Except it's not different, and working "without garbag"e doesn't take infinite time even with a garbage collector. For example, a reference counting GC also has zero garbage (in fact, that's the GC Rust uses to manage Rc/Arc) and doesn't take infinite time. It does, however, sacrifice CPU for lower RAM footprint. Have you studied the theory of memory management? The CPU/memory tradeoff exists regardless of what algorithm you use for memory management, it's just that some algorithms allow you to control that tradeoff within the algorithms and others require you to commit to a tradeoff upfront.
For example, using an arena in C++/Rust/Zig is exactly about exploiting that tradeoff (Zig in particular is very big on arenas) to reduce the CPU spent on memory management by using more RAM: the arena isn't cleared until the transaction is done, which isn't minimal in terms of RAM, but requires less CPU. Oh, and if you use an arena (or even a pool), you have garbage, BTW. Garbage means an object that isn't used by the program, but whose memory cannot yet be reused for the next allocation.
If you think low-level languages don't have garbage, then you haven't done enough low-level programming (and learn about arenas; they're great).

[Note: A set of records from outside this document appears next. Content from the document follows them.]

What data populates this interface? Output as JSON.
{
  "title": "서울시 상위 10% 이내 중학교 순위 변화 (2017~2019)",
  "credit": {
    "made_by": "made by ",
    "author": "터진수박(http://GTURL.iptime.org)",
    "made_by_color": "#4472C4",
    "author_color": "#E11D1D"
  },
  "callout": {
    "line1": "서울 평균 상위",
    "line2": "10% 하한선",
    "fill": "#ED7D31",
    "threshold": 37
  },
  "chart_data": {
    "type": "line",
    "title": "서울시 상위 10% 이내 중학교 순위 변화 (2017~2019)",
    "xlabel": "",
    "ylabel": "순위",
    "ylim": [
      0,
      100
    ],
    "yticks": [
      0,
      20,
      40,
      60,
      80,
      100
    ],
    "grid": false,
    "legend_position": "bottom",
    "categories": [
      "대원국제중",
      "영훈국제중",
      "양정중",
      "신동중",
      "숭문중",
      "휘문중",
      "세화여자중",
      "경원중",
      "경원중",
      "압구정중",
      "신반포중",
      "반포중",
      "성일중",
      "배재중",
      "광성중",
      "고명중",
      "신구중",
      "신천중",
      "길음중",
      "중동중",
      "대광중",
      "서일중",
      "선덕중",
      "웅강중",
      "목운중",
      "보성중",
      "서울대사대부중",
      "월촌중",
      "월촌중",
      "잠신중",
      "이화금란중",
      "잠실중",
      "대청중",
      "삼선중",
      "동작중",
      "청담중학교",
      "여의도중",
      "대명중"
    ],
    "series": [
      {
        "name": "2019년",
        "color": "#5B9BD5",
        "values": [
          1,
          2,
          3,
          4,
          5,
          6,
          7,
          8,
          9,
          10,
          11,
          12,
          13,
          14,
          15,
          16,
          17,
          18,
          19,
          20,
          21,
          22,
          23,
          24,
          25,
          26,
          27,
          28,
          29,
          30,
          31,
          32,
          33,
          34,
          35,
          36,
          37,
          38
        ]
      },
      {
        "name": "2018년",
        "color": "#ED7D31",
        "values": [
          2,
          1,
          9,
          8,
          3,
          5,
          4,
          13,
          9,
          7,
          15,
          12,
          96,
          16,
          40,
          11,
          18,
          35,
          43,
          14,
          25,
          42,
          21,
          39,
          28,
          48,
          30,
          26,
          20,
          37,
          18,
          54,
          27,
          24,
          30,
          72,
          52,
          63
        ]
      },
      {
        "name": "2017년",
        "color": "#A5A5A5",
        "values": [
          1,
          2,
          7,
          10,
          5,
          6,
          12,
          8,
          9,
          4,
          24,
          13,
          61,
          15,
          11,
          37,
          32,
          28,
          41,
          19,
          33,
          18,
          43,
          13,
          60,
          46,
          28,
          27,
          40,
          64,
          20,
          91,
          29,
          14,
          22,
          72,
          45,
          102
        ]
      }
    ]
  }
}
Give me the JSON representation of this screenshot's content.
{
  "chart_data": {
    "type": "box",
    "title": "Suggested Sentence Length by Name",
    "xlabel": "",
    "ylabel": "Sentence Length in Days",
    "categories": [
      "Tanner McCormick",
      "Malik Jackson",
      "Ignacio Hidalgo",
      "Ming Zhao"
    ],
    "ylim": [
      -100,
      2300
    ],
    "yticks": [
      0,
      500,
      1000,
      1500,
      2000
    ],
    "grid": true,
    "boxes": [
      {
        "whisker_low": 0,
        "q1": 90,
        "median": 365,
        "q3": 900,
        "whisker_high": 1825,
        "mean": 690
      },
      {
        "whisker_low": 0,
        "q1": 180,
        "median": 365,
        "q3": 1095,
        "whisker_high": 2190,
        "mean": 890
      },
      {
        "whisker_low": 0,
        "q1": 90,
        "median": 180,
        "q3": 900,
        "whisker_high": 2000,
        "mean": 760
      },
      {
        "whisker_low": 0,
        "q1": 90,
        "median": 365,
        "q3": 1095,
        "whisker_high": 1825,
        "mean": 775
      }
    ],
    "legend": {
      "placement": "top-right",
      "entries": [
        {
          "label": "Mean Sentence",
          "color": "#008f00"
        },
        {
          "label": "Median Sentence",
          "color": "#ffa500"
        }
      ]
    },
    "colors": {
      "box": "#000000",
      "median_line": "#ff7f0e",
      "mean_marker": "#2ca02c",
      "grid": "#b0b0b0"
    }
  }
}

There are many pros and many cons to the Rust approach, and it sure is a good tradeoff in some situations, but the reason the biggest Rust zealots - those who believe it's universally superior - are those who haven't done much low-level programming and don't understand the tradeoffs it involves. It's also them who think that the reason those of us who were there first picked up C++ and later abandoned it for some use-cases did so only because it wasn't memory-safe. That was one reason, but there were many others, at least as equally decisive. Rust fixes some of C++'s shortcomings but certainly not all; Zig fixes others (those that happen to be more important to me) but certainly not all. They're both useful, each in their own way, and neither comes close to being "the right way to program". Knowledgeable, experienced people don't even claim that, and are careful to point out that they may genuinely believe some universal superiority but that they don't actually have the proof.
Whether you use a GC (tracing-moving as in Java, refcounting as in Rust's Rc or Swift, or tracing-sweeping as in Go), use arenas, or manually do malloc/free, the same principles and tradeoffs of memory management apply. That's because abstract models of computation - Turing machines, the lambda calculus, or the game of life, pick your favourte - have infinite memory, but real machines don't, which means we have to reuse memory, and doing that requires computational work. That's what memory management means. Some algorithms, like Rust's primitive refcounting GC, aim to reuse memory very aggressively, which means they do some work (such as updating free-lists) as soon as some object is unused so that its memory can be reused immediately, while other approaches postpone the reuse of memory to do less work. That's what tracing collectors or arenas do, and that's precisely why we who do low-level programming like arenas so much.
Anyway, the point of the talk is this: the CPU/memory tradeoff is, of course, inherent to all approaches of memory management (though not necessarily in every particular use case), and so it's worth thinking about the fact that the minimal amount of RAM per core on most machines these days is high. This applies to everything. Then he explains that the trancing-moving collectors allow you to turn the tradeoff dial - within limits - within the same algorithm. Does it mean tracing-moving collection is always the best choice? No. But do approaches that strive to minimise footprint somehow evade the CPU/memory tradeoff? Absolutely not.
A lesson that a low-level programmer may take away from that could be something like, maybe I should rely on RC less and, instead, try to use larger arenas if I can.
> Which makes your entire thrust stupid. You depend upon the perfect market fallacy for your point there
Except I don't depend on it. I say it's evidence that cannot be ignored. The market can be wrong, but you cannot assume it is.